Figure 5. GPC3 expression and quantification of CD90⁺ cells in human liver tumor tissues.

(A) Immunohistochemistry detected strong signals of GPC3 in liver tumor tissue, but negative staining for GPC3 was detected in the adjacent non-tumorous tissue (magnification×200). (B) Flow cytometry detected more CD45⁻CD90⁺ cells in tumor tissues (median, 0.645%; range, 0.06–4.59% of the gated cells) than that in adjacent non-tumorous tissues (median, 0.175%; range, 0.00–1.14%). (C) The number of CD45⁻CD90⁺cells was positively correlated with GPC3 expression level in the tumor tissues (Spearman correlation coefficient = 0.5997, P<0.0001).

Figure 6. High prevalence of CD90⁺GPC3⁺ cells in CD90⁺CSCs derived from human HCC cell lines and liver tumors.
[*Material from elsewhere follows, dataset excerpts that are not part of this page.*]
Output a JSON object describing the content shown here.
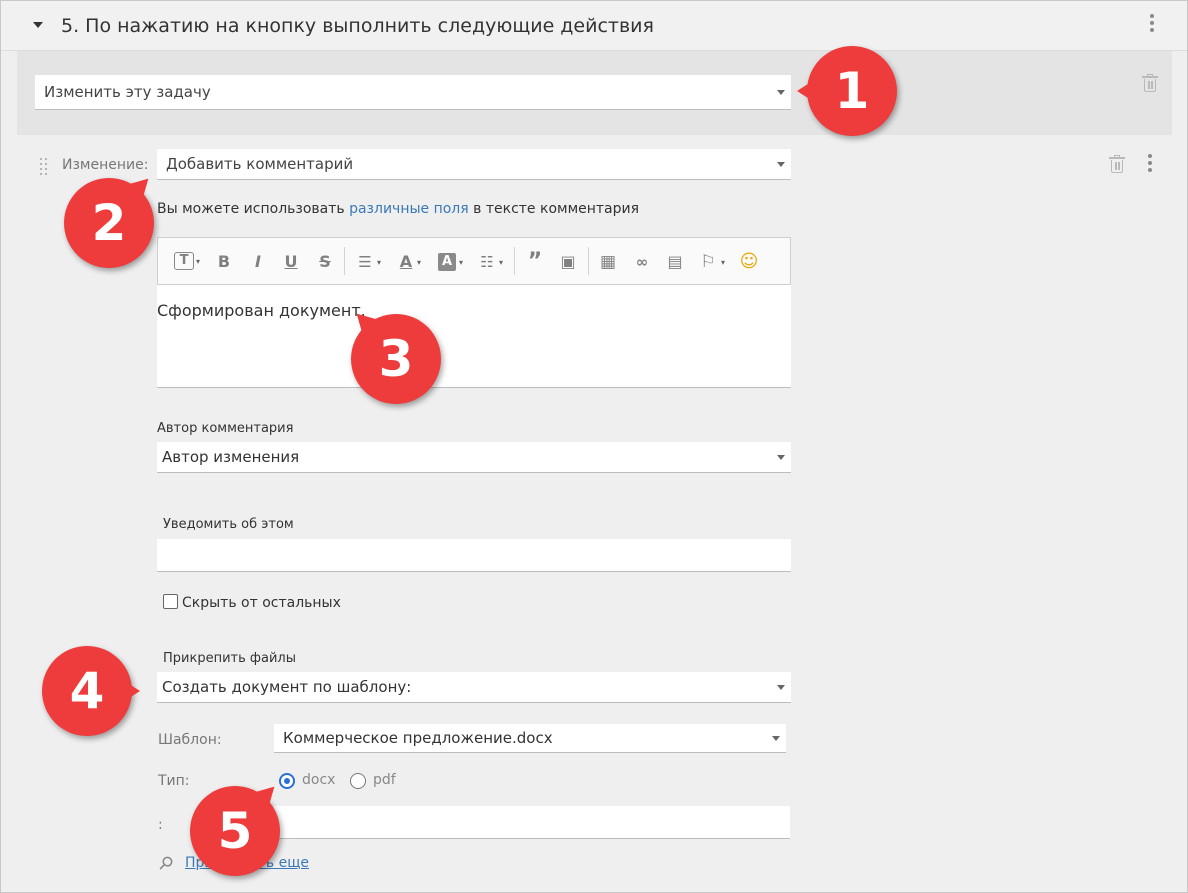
{
  "section": {
    "title": "5. По нажатию на кнопку выполнить следующие действия"
  },
  "action": {
    "value": "Изменить эту задачу"
  },
  "change": {
    "label": "Изменение:",
    "value": "Добавить комментарий",
    "hint_before": "Вы можете использовать",
    "hint_link": "различные поля",
    "hint_after": "в тексте комментария"
  },
  "toolbar": {
    "buttons": [
      "text-format",
      "bold",
      "italic",
      "underline",
      "strikethrough",
      "align",
      "font-color",
      "background-color",
      "list",
      "quote",
      "template",
      "table",
      "link",
      "image",
      "bookmark",
      "emoji"
    ]
  },
  "comment": {
    "text": "Сформирован документ."
  },
  "author": {
    "label": "Автор комментария",
    "value": "Автор изменения"
  },
  "notify": {
    "label": "Уведомить об этом",
    "value": ""
  },
  "hide": {
    "label": "Скрыть от остальных",
    "checked": false
  },
  "attach": {
    "label": "Прикрепить файлы",
    "value": "Создать документ по шаблону:",
    "template_label": "Шаблон:",
    "template_value": "Коммерческое предложение.docx",
    "type_label": "Тип:",
    "type_options": [
      "docx",
      "pdf"
    ],
    "type_selected": "docx",
    "name_label": ":",
    "name_value": "",
    "more_link": "Прикрепить еще"
  },
  "badges": [
    "1",
    "2",
    "3",
    "4",
    "5"
  ],
  "colors": {
    "badge": "#ee3b3b",
    "link": "#3a79b8",
    "radio": "#2a6fd6"
  }
}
A significant increase in the number of CD90⁺GPC3⁺ cells were detected within CD90⁺ cell population of PLC and MHCC97L cells. (A) In PLC cells, 95.3% of CD90⁺ cells co-expressed GPC3. (B) In MHCC97L cells, 99.0% of CD90⁺ cells co-expressed GPC3. (C) Analysis of a representative pair of human liver tissues indicated that only 4.5% of CD90⁺ population expressed GPC3 in non-tumorous tissues, while 89.9% of CD90⁺ cells expressed GPC3 in the matched tumorous tissues (median, 86.4%; range, 54.2–91.0%; n = 5). These results demonstrated that GPC3 is distinctly expressed in liver CD90⁺CSCs.

Figure 7. Double immunofluorescence staining of CD90 and GPC3 in sorted PLC CD90⁺GPC3⁺ cells.

The sorted cells were stained with fluorescein-conjugated anti-CD90 and anti-GPC3 antibodies. Nuclei were counterstained by DAPI. The merge image showed the expression of CD90 and GPC3 in both cytoplasm and cell membrane.

Figure 8. Effective knockdown of GPC3 in PLC CD90⁺GPC3⁺ cells.

The sorted PLC CD90⁺GPC3⁺ cells were transfected with either 20 nM specific GPC3 siRNA or a scrambled siRNA control and incubated for 24 hours. (A) GPC3 knockdown in the target cells reduced the gene expression by 90% as measured by qRT-PCR. (B) By flow cytometry, the number of GPC3-expressing cells was decreased by 43% upon GPC3 knockdown when compared to the scrambled control (decreased from 3.9% to 2.2%).

Figure 9. Effect of GPC3 on cell proliferation and clonogenic capacity of liver CD90⁺GPC3⁺CSCs.

(A) Cell proliferation was assessed after GPC3 knockdown in PLC CD90⁺GPC3⁺ cancer stem cells. No significant effect of GPC3 on liver cancer stem cell proliferation was found. (B) Knockdown of GPC3 in PLC CD90⁺GPC3⁺ cancer stem cells by siRNA did not affect their colony formation ability, indicating that GPC3 had no impact on clonogenicity of the liver cancer stem cells.